The Crna River (, "Black River"), traditionally known in English as the Cerna, is a river in North Macedonia. It is the right tributary of the Vardar River. It runs through much of the south and west of the country. Its source is in the mountains on the western part of North Macedonia, northwest of Demir Hisar.

It enters the Pelagonia valley at the village of Buchin and then flows through the village Sopotnica, and southwards through the plains east of Bitola. At Brod (Novaci Municipality) it turns northeast. It leaves the Pelagonia valley at the Staravina village and goes in the biggest canyon in North Macedonia, the Skočivir valley and flows into the Vardar River between Rosoman and Gradsko.

Thus, the river makes a bend of almost 180 degrees east of Bitola. This bend was part of the Macedonian front in World War I. It was known to the allied forces as the Cerna Bend or Cerna Loop, and two major battles were fought here: the Battle of the Cerna Bend (1916) and the Battle of the Crna Bend (1917).

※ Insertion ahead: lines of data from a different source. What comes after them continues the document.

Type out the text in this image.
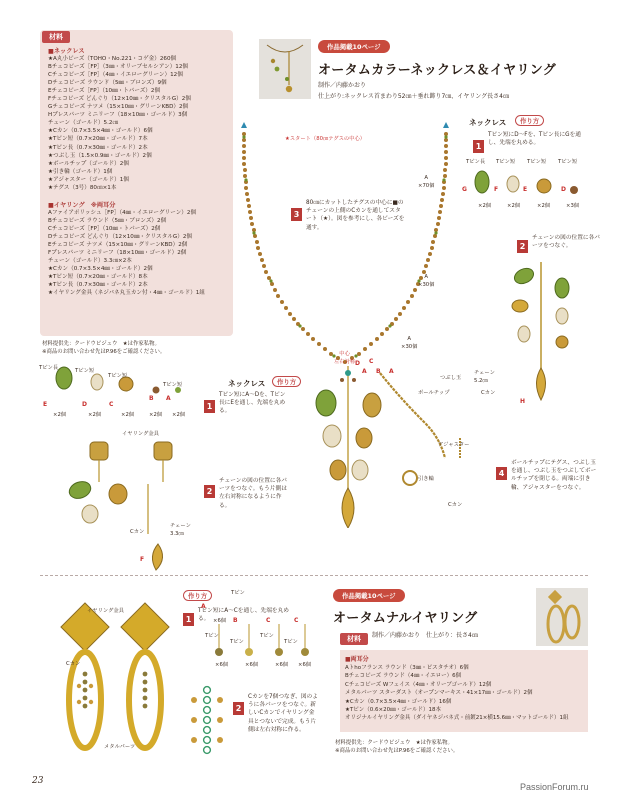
材料
■ネックレス
★A丸小ビーズ（TOHO・No.221・コゲ金）260個
Bチェコビーズ［FP］（3㎜・オリーブセルシアン）12個
Cチェコビーズ［FP］（4㎜・イエローグリーン）12個
Dチェコビーズ ラウンド（5㎜・ブロンズ）9個
Eチェコビーズ［FP］（10㎜・トパーズ）2個
Fチェコビーズ どんぐり（12×10㎜・クリスタルG）2個
Gチェコビーズ ナツメ（15×10㎜・グリーンKBD）2個
Hプレスパーツ ミニリーフ（18×10㎜・ゴールド）3個
チェーン（ゴールド）5.2㎝
★Cカン（0.7×3.5×4㎜・ゴールド）6個
★Tピン短（0.7×20㎜・ゴールド）7本
★Tピン長（0.7×30㎜・ゴールド）2本
★つぶし玉（1.5×0.9㎜・ゴールド）2個
★ボールチップ（ゴールド）2個
★引き輪（ゴールド）1個
★アジャスター（ゴールド）1個
★テグス（3号）80㎝×1本
■イヤリング　※両耳分
Aファイアポリッシュ［FP］（4㎜・イエローグリーン）2個
Bチェコビーズ ラウンド（5㎜・ブロンズ）2個
Cチェコビーズ［FP］（10㎜・トパーズ）2個
Dチェコビーズ どんぐり（12×10㎜・クリスタルG）2個
Eチェコビーズ ナツメ（15×10㎜・グリーンKBD）2個
Fプレスパーツ ミニリーフ（18×10㎜・ゴールド）2個
チェーン（ゴールド）3.3㎝×2本
★Cカン（0.7×3.5×4㎜・ゴールド）2個
★Tピン短（0.7×20㎜・ゴールド）8本
★Tピン長（0.7×30㎜・ゴールド）2本
★イヤリング金具（ネジバネ丸玉カン付・4㎜・ゴールド）1組
材料提供先：クードウビジュウ　★は作家私物。
※商品のお問い合わせ先はP.96をご確認ください。
作品掲載10ページ
オータムカラーネックレス＆イヤリング
制作／内藤かおり
仕上がり:ネックレス首まわり52㎝＋垂れ飾り7㎝、イヤリング長さ4㎝
★スタート（80㎝テグスの中心）
A
×70個
A
×30個
A
×30個
中心
左右対称 D
A
C
B A
引き輪
アジャスター
Cカン
ボールチップ
つぶし玉
3
80㎝にカットしたテグスの中心に■のチェーンの上側のCカンを通してスタート（★）。図を参考にし、各ビーズを通す。
ネックレス	作り方
1
Tピン短にD〜Fを、Tピン長にGを通し、先端を丸める。
Tピン長 Tピン短 Tピン短 Tピン短
G	F	E	D
×2個	×2個	×2個	×3個
2
チェーンの図の位置に各パーツをつなぐ。
チェーン
5.2㎝
Cカン
H
4
ボールチップにテグス、つぶし玉を通し、つぶし玉をつぶしてボールチップを閉じる。両端に引き輪、アジャスターをつなぐ。
Tピン長	Tピン短
Tピン短
Tピン短
E	D	C
B A
×2個	×2個	×2個	×2個 ×2個
ネックレス	作り方
1
Tピン短にA〜Dを、Tピン長にEを通し、先端を丸める。
イヤリング金具
Cカン
チェーン
3.3㎝
F
2
チェーンの図の位置に各パーツをつなぐ。もう片側は左右対称になるように作る。
イヤリング金具
Cカン
メタルパーツ
作り方
1
Tピン短にA〜Cを通し、先端を丸める。
Tピン
Tピン
Tピン
Tピン
Tピン
A
B	C	C
×6個
×6個	×6個	×6個 ×6個
2
Cカンを7個つなぎ、図のように各パーツをつなぐ。新しいCカンでイヤリング金具とつないで完成。もう片側は左右対称に作る。
作品掲載10ページ
オータムナルイヤリング
制作／内藤かおり　仕上がり：長さ4㎝
材料
■両耳分
Aトhoフランス ラウンド（3㎜・ピスタチオ）6個
Bチェコビーズ ラウンド（4㎜・イエロー）6個
Cチェコビーズ Wフェイス（4㎜・オリーブゴールド）12個
メタルパーツ スターダスト（オープンマーキス・41×17㎜・ゴールド）2個
★Cカン（0.7×3.5×4㎜・ゴールド）16個
★Tピン（0.6×20㎜・ゴールド）18本
オリジナルイヤリング金具（ダイヤネジバネ式・前鍍21×横15.6㎜・マットゴールド）1組
材料提供先：クードウビジュウ　★は作家私物。
※商品のお問い合わせ先はP.96をご確認ください。
23
PassionForum.ru
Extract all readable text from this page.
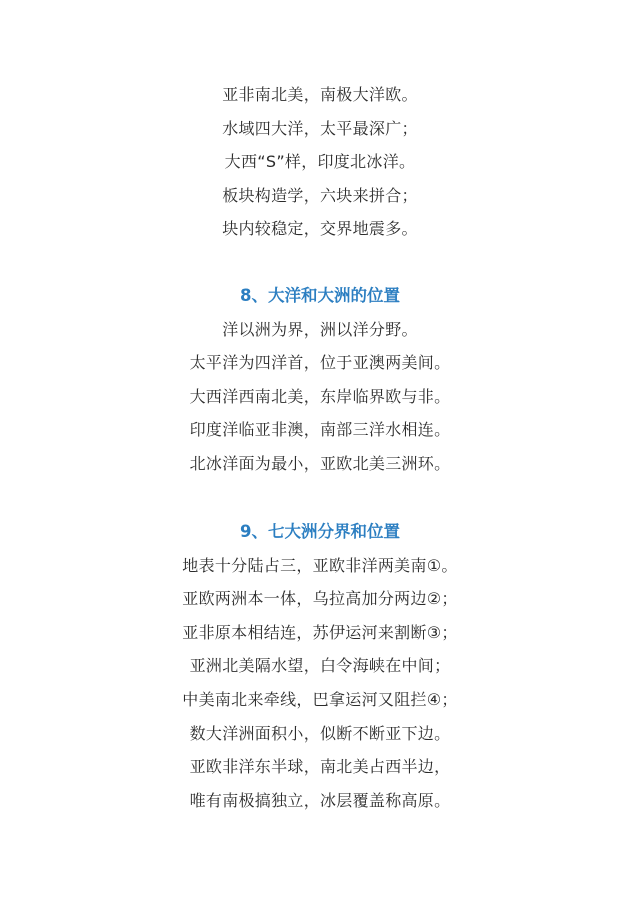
亚非南北美，南极大洋欧。
水域四大洋，太平最深广；
大西“S”样，印度北冰洋。
板块构造学，六块来拼合；
块内较稳定，交界地震多。
8、大洋和大洲的位置
洋以洲为界，洲以洋分野。
太平洋为四洋首，位于亚澳两美间。
大西洋西南北美，东岸临界欧与非。
印度洋临亚非澳，南部三洋水相连。
北冰洋面为最小，亚欧北美三洲环。
9、七大洲分界和位置
地表十分陆占三，亚欧非洋两美南①。
亚欧两洲本一体，乌拉高加分两边②；
亚非原本相结连，苏伊运河来割断③；
亚洲北美隔水望，白令海峡在中间；
中美南北来牵线，巴拿运河又阻拦④；
数大洋洲面积小，似断不断亚下边。
亚欧非洋东半球，南北美占西半边，
唯有南极搞独立，冰层覆盖称高原。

The name Crna Reka means "Black River" in Macedonian, a translation of its earlier Thracian name, Erigon (), meaning "black", akin to Greek érebos, "darkness"; Armenian erek, "evening"; Old Norse røkkr, "darkness"; Gothic riqis, "darkness"; Sanskrit rájas, "night"; and Tocharian B orkamo, "dark".

The Erigon River is mentioned by Arrian in the Anabasis of Alexander, Livy in the History of Rome Strabo in the Geographica, Athenaeus in the Deipnosophistae.